Where did they get that dress and wig to fool the cop at the checkpoint? Did PW have them in his hobo bag? Hmmm. Dubious.
Thelma and Louise should have just used the parachute on the back of their convertible.
Large Marge! “Worst accident I ever seen!” Holy crap...Tim Burton, you are a weird motherfucker. (obvs)
Bucket List #56: One of these days I hope to watch a sunrise with a woman...inside of a dinosaur.
That truck stop has some seriously retro gas pumps. #americanpickers
“But what? Everyone I know has a big ‘but.’ Come on Simone, let’s talk about your big ‘but.’” Love how the childish comedy slides right alongside the serious moment.
Aww yeah, the Burton claymation dream sequences are awesome. There’s something about this stuff that is so much, er...better(?) than it would be if it were clean CGI. You know they had to have worked for weeks to do that 10 second scene where the TRex eats PW’s bike.
Jan Hooks @ the Alamo - She’s perfect, and you know this was all Hartman.
“Yes, there are thousands and thousands of uses for corn, all of which I will tell you about right now!” That line has a very Simpsons vibe.
No basement at the Alamo. Denied! That Madam Rose needs a punch in the face.
Why does PW think Dottie is so terrible?
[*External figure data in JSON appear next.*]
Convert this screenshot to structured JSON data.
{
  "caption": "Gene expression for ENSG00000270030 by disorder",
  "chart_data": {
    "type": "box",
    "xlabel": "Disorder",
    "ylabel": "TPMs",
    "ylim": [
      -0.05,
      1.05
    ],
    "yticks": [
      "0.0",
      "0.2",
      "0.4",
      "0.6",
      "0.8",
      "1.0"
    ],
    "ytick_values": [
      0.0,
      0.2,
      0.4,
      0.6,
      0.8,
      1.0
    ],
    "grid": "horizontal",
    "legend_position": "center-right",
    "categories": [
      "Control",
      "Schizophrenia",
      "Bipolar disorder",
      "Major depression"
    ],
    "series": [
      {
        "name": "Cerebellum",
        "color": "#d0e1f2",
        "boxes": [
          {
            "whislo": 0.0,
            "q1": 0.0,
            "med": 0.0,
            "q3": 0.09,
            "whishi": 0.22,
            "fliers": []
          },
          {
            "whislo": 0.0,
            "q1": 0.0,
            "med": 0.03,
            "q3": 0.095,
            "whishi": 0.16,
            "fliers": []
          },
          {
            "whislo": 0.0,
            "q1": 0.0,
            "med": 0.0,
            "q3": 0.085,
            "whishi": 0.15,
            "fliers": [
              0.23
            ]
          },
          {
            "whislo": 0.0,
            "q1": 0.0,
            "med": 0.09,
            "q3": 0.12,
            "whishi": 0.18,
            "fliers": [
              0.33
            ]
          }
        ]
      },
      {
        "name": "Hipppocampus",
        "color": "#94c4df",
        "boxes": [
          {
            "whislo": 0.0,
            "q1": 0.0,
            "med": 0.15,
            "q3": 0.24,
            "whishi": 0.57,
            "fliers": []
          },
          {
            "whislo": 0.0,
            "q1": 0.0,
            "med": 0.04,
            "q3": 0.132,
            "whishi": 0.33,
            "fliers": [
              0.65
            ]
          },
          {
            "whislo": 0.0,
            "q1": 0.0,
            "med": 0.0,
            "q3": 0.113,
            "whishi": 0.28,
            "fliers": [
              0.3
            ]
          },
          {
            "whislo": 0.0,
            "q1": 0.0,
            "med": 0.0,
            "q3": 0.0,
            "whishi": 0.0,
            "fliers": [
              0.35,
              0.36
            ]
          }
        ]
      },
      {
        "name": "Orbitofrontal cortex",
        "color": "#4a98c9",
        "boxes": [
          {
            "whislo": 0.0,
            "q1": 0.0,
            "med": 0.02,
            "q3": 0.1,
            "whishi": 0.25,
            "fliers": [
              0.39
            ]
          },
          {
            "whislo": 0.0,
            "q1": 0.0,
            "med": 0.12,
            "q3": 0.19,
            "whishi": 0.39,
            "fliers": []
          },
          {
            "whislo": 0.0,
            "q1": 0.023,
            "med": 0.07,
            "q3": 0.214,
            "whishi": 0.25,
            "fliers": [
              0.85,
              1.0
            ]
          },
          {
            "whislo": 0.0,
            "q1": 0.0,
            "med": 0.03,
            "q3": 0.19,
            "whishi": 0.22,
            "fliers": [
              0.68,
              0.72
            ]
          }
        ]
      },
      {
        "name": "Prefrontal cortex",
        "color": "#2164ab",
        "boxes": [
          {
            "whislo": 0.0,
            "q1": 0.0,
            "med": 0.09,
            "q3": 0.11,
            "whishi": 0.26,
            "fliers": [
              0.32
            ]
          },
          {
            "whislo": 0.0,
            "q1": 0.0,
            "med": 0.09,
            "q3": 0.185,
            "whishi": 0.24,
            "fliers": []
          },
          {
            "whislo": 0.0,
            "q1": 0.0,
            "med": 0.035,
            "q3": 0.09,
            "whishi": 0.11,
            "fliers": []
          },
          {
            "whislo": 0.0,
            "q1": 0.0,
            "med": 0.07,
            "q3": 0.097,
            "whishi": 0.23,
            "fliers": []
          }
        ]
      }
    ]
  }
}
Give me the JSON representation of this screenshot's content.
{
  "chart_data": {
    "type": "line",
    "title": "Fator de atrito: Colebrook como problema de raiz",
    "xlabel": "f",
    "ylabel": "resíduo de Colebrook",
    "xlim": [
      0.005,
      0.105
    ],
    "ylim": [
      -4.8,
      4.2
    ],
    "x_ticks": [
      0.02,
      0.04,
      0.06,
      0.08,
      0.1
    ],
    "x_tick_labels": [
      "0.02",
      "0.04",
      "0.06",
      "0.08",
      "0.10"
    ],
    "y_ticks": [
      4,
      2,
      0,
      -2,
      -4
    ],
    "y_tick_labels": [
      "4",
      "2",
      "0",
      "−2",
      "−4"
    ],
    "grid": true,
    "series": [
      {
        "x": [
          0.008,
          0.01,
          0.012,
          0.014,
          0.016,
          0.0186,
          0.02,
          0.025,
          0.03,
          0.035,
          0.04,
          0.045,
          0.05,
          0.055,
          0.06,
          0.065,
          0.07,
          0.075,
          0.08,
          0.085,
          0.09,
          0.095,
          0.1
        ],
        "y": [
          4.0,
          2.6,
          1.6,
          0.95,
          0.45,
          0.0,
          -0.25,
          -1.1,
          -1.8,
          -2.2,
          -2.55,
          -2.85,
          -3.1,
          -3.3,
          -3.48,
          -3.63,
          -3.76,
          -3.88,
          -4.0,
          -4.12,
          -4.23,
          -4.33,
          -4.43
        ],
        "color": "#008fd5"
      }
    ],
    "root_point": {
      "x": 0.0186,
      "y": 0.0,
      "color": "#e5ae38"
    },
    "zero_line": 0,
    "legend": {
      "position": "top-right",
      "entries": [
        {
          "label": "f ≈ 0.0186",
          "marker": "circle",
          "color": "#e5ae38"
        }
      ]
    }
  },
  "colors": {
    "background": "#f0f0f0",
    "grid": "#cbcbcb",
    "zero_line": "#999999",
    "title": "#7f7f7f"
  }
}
Do you think they have a past, like they hooked up once and now Dottie is all obsessed with him, but PW is all, “Man, that bitch be trippin’, but she make a kray loud bike horn, yo. Nome sane?”
I’m kinda impressed at the shot of the bull jumping the fence. Is that normal? Can cows jump like that?
“Do you remember anything?
“I remember...the Alamo.”
“YEEEHAWW!!”
Awesome.
No comments on the “Tequila!” scene. I’ve danced that dance thousands of times...and probably will again. Especially if I’m ever hanging around w/ the Sons of Anarchy.
The scenes are so arbitrary and barely connected together at this point. Kinda loses steam even though it’s memorable.
AAGHHGHG CLOWN DOCTORS GO AWAY!!!
That kid from the Wonder Years...man he was the suck. That nun needs to punch him.
The “PW stealing the bike” motif has a bit of a “Mrs. Gulch coming to take away Toto” feel to it. Good work Elfman.
Warner Brothers had to love the gag where the guard drives the golf cart through the fake backdrop. Live action Looney Toons! Classic!
The driving through the studios stuff is great, especially the Godzilla scene. Outstanding.
Twisted Sister. Dee Snyder. Paycheck. Check.
Love how his bike is basically a James Bond Aston Martin on 2 wheels. Wish they had done a spec rundown with Q at the beginning. Oh, right they do a fake out with Francis at the end. ;)
Again, more kids on bikes...but just sitting there.
Betty White’s favorite scene: the pet shop escape. That place probably smelled crispy and delicious!!
Note to self: If I ever have a dog I am naming it Speck.
Kind of lazy/funny how they decide to finish it by making a movie about him getting his bike stolen, when the entire movie is kind of a spoof on The Bicycle Thieves in the first place.
@ the Drive-in. MORE kids just sitting around on bikes. Yeesh. Pedal something, you punks! And get off my lawn.
James Brolin and Morgan Fairchild in the PW movie. and PW’s fake voice as he Awesomesauce.
If I ever have a chance to say, “The X1 needs to cool down,” I hope I’m not talking about a bike. #justsayin’
Prison bus field trip to the drive-in. Do they have those? What if the bus crashes and Dr. Richard Kimball gets away?!
So basically, PW met people from every social strata on his adventures. And he’s not going to introduce any of them to each other. He’s kind of a dick.
Phil Hartman sighting!! “When exactly did you become blood brothers?” Awwww, miss that guy.
And Francis never got busted for stealing the bike and he is still a rich douche. The end.
That’s it. Wow this is kinda long. But NO EDITING!
[Okay, I cleaned up some typos, but left everything in, good and bad.]
Hope someone found this entertaining. I plan to do it again, so any requests for the next Drunk Movie Time?